Capillary Machine Learning Hackathon
Mean average precison @ 10 (MAP@10) : 0.0303297169
Private Leader Board Rank : 27
Analysis and data Preparation Notebook
Libraries used:
- pandas 0.22.0
- numpy 1.14.6
- matplotlib 3.0.2
- seaborn 0.7.1
- implicit 0.3.8
- keras 2.2.4
- opencv-python 3.4.5.20
- Pillow 4.0.0
Solution
- Here in this competition we are only evaluating model based on existing customers.
- We have more than 25000 users and 3000 products.
- We have to recommend (predict) top 10 products which a user is going to buy in last two months.
- Images of all the product and their attributes are given.
Features
- Created features for all product based on their attribute values. Total 243 features sparse features are created.
- From Keras used DenseNet121 ImageNet pretrained model to create features from product images. Total 256 features.

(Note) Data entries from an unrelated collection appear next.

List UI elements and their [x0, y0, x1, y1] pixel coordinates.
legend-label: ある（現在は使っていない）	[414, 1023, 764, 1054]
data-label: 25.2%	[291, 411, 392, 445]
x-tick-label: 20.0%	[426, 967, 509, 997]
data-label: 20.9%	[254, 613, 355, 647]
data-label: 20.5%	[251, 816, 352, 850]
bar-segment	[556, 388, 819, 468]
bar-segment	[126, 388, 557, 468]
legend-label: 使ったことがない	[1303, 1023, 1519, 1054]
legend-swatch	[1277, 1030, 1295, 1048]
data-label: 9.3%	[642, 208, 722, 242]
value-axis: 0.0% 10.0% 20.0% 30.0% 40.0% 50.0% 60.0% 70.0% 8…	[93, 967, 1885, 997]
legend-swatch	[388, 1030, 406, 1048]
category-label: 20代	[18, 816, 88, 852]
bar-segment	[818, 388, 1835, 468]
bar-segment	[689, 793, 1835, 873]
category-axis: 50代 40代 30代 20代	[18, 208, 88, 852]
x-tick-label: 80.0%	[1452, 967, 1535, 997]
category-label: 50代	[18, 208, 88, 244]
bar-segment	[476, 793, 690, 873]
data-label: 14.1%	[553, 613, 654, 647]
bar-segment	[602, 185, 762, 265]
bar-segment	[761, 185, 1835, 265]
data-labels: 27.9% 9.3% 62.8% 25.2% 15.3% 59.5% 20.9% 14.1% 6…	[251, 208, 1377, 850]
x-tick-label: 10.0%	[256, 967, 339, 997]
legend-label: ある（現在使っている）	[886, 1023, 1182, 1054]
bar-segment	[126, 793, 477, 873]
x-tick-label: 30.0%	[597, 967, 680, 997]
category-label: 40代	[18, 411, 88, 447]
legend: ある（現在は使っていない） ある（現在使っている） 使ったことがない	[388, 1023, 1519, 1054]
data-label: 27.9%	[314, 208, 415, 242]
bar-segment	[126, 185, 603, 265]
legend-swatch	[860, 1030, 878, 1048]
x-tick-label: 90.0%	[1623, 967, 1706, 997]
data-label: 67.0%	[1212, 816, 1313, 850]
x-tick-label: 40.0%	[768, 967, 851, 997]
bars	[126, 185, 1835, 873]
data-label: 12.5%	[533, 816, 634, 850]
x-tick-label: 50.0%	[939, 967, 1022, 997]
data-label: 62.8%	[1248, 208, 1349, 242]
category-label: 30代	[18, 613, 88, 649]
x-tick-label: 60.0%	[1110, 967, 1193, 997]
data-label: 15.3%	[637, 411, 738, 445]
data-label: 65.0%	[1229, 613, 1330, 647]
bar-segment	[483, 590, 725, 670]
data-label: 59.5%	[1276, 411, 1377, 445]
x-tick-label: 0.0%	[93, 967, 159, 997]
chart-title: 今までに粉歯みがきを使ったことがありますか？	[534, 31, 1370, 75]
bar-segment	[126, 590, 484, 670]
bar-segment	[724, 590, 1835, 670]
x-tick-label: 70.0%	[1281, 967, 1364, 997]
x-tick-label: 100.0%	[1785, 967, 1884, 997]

- So, now product has total 499 features.
Approach / Models
- Used 2 methods,
- Collaborative filtering
- Based on user-user similarity matrix and cosine similarity predicted score for all user-product pair
- Content based filtering
-
All the product related attributte features and Image feature are used.
-
First user profile matrix has to be created, so that we can compare that to all the products and find best similar product for user.
-
Weighted average of all the product features are calculated to make profile vector for a user, whcih is based on how many times perticular product is bought by the user.
-
Now based on cosine similarity between user profile vector and all product vector, find best 10 similar products.
-
Content based filtering gave higher score than user-user collaborative filtering.
-
This indicates that user are more likely to buy products similar to what they have already bought.
-
Tried Hybrid approach (Combine collaborative and content based filtering), but it didn't worked, so I have used content based filtering model as a final model.